Question

Kubernetes cluster outages

Posted April 29, 2019 1.2k views
DigitalOcean Kubernetes

During last day (also some previous days in last weeks) we experienced several outages of Kubernetes cluster which impacted thousands of our clients in PRODUCTION environment.

The situation was monitored by our tech team which noticed that the containers were repeatedly restarted or terminated without our intervention. Our services became unavailable, droplets of cluster were removed from LoadBalancer (had to add them manually over and over again) and totally were not able to get logs of any of running containers (kubectl logs container_name) - following error was received:

Error from server: Get https://10.133.4.193:10250/containerLogs/OUR_NAMESPACE/OUR_POD_NAME-854bf7bc4f-vbxn6/gateway: net/http: TLS handshake timeout

The executing of commands inside containers was not working neither (kubectl exec -it container_name sh) - command just got stuck.

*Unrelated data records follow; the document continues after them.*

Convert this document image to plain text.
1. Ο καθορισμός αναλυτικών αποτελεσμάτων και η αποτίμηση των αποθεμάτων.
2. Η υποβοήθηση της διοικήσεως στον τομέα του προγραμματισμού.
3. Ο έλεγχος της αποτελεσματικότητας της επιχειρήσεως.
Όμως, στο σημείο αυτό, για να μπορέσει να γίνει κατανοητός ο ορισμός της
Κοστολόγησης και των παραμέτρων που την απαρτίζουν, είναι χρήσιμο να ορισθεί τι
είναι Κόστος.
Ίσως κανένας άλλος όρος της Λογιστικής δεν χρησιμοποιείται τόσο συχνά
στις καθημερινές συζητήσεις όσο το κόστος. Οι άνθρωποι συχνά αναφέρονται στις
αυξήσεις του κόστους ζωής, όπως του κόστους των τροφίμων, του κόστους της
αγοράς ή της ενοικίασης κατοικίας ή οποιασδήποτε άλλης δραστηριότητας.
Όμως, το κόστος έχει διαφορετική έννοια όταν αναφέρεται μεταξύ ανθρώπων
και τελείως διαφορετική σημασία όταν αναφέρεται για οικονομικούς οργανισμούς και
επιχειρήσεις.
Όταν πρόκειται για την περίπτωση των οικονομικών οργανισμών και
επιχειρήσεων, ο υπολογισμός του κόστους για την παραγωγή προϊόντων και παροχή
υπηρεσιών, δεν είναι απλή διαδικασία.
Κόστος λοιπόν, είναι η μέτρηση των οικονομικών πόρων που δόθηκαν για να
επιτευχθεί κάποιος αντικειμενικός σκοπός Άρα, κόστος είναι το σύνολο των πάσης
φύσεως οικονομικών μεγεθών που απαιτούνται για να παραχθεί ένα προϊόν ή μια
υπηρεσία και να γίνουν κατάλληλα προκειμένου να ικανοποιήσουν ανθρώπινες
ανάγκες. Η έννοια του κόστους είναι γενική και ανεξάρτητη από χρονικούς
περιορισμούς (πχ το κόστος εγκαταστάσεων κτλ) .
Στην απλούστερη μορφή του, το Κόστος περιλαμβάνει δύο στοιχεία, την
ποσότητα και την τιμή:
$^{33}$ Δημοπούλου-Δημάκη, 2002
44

When we wanted to access services in cluster (websites, webapps, etc.) from outside we noticed that the request were not forwarded from LoadBalancer to cluster / droplets.

Just adding - we did not change any certificates, nor did any other configuration. Our apps were running without any problem for several days.

Kindly asking you for issue investigating or a statement saying if there were any problems with Kubernetes service / network infrastructure / etc. Thanks

These answers are provided by our Community. If you find them useful, show some love by clicking the heart. If you run into issues leave a comment, or add your own answer to help others.

2 answers

Greetings!

I’m sorry that I didn’t reply here earlier. I want you to know that we saw this and began discussing it, but I didn’t have anything solid to report until now. This cluster should now be healthy, after several hours of discussion between our engineers. Credit to John K and Nan Z for resolving this, I just wanted to share the news.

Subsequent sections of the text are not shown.